Observable metrics don’t lie, and they don’t require personal or teacher involvement to collect or curate them. By simply having learners engage with your platform you can observe students logging in to systems, completing actions, consuming content, machine gradable test results, and even reflect that data back to evaluate how your content is performing. Here’s a sample of some of the data you can pull from observable interactions with learning systems.
- Attendance — Capture log in / log out and session details.
- Location — Utilise an IP lookup to see rough locations of the device when it connected. Is the learning happening mostly at school or elsewhere?
- Engagement — If they’re meant to be watching an instructional video that’s 4:30 long and they’ve clicked through after 30 seconds that’s just one data point. Imagine taking into account reading levels, mouse movements, keyboard strokes and window focus (what window is actually open on their machine?)
- Correct v’s Incorrect — Machine gradable questions easily allow you to establish quick assessment baselines in a formative and summative flow.
- Strengths through media — Providing varied instruction and assessment can easily allow you to aggregate the results to see individual learning style preference (not excluding against Strength of Content).
- Strengths through learning objectives — By correctly mapping your content to the very learning objectives it aims to achieve, you not only ensure your lessons and content are appropriate, but you also create a network of rankings. This then allows you to see raw data against learning outcomes, not arbitrary rubrics.
- Strength of Content — By reversing the approach, you start to easily see which content is performing and which isn’t, purely by the impact it’s had on the learning objectives.
But let’s take this up a notch. This is just all the data you can observe through student interactions. What happens if we were to apply modern cognitive services and machine learning against it? Here’s just a few:
- Predict attendance and engagement issues before they arise
- Measure sentiment of student work to evaluate positive / negative writing patterns
- Predict answer accuracy
- Group and Individual Proficiency
- Predict potential proficiency
Now compare what we can extract and infer, with what we’re meant to be manually entering. Can anyone tell me why we’re entering this data? Or managing it ourselves? The next shift in educational technology and data has to be a movement towards Evidence Based Data. Where observations of patterns and behaviours show the real results, rather than trying to leverage data that’s been handled.

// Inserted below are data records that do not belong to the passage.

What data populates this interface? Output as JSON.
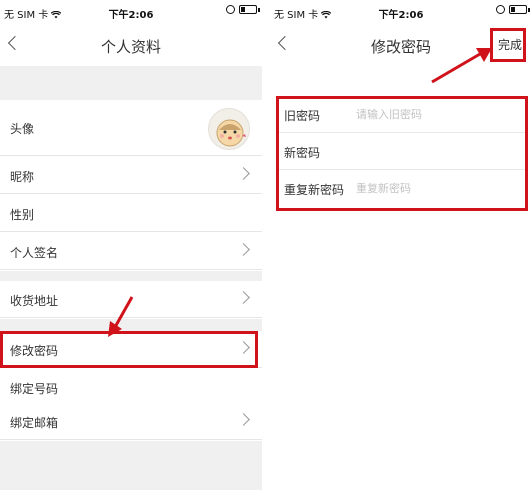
{
  "status_bar": {
    "carrier": "无 SIM 卡",
    "time": "下午2:06"
  },
  "profile": {
    "nav_title": "个人资料",
    "rows": {
      "avatar": "头像",
      "nickname": "昵称",
      "gender": "性别",
      "signature": "个人签名",
      "address": "收货地址",
      "change_password": "修改密码",
      "bind_phone": "绑定号码",
      "bind_email": "绑定邮箱"
    }
  },
  "change_password": {
    "nav_title": "修改密码",
    "done_label": "完成",
    "fields": {
      "old_label": "旧密码",
      "old_placeholder": "请输入旧密码",
      "new_label": "新密码",
      "repeat_label": "重复新密码",
      "repeat_placeholder": "重复新密码"
    }
  },
  "colors": {
    "highlight": "#d0121b",
    "section_gray": "#f0f0f0"
  }
}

Some of these solutions aren’t cheap to build and implement. But when you think about the cost to the teacher, parent, school and learner of having to maintain this data;
- The lost opportunity cost of teaching a student.
- The lost opportunity cost of spending hours dedicated to data admin.
- The lost opportunity cost of improving as an educator because the data is wrong.
- and the lost opportunity cost of a burnt-out teacher.
The cost v’s benefit becomes a lot clearer.
The aim of data should always be to help improve the learner and teacher abilities while also informing the school and guardians. If the data you’re handling, collecting or managing isn’t helping achieve those goals. Why is it being collected at all?